FAQ: What the SOPA soap opera is all about

Concerns about censorship overblown, backers of controversial bill say

By , Computerworld |  Internet

The recently introduced Stop Online Piracy Act has ignited a firestorm of protest from numerous quarters. Many of those opposed to the bill see in it a cynical attempt by the entertainment industry to impose a sort of Internet censorship regime. Supporters downplay that criticism and say the bill is needed to counter the theft of hundreds of billions of dollars worth of U.S. IP annually. Here's what the big fight is all about.

What is SOPA? SOPA is an acronym for the Stop Online Piracy Act ( H.R. 3261 ).
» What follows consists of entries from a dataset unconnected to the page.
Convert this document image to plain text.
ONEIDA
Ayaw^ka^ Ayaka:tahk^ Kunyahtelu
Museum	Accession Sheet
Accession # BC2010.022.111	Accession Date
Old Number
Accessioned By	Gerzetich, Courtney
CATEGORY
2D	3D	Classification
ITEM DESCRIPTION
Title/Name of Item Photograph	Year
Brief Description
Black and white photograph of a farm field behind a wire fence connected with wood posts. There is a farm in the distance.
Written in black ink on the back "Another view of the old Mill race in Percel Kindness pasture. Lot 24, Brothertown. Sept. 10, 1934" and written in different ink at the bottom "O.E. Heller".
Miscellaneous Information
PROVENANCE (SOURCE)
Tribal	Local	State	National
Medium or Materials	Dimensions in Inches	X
It is a bill designed to make it much harder for rogue offshore sites to sell counterfeit U.S. goods, including fake prescription drugs and copyrighted movies and music. Such sites are believed to be causing tens of billions of dollars in losses annually to U.S. companies.

If stopping rogue offshore websites is a good thing, why are so many people upset? Because they believe the proposed cure is worse than the illness. Many fear that SOPA will give content owners and IP owners too much power to go after websites that they deem are dedicated to or contributing to copyright theft or sale of counterfeit goods.

Why do they feel that way? Primarily because of Section 103 of the bill, which deals with a market-based system designed to prevent U.S. funding of sites seen as dedicated to the theft of U.S. property.

Try that again. Basically, Sec. 103 will give the owner of any intellectual property the right to pursue private action against websites that they deem are infringing their rights. Under SOPA, IP rights holders will be able to ask payment providers such as MasterCard and PayPal to shut off services to allegedly infringing sites. They would also be able to ask Internet advertising networks to stop providing ads to the websites.

Don't IP owners need some a court order before they ask ISPs and the others to do this? Not really. ISPs will get five days to use all "technical feasible and reasonable" measures to voluntarily comply with the request. Those that do will get full immunity from any liability. Those that don't can be forced to do so under court order.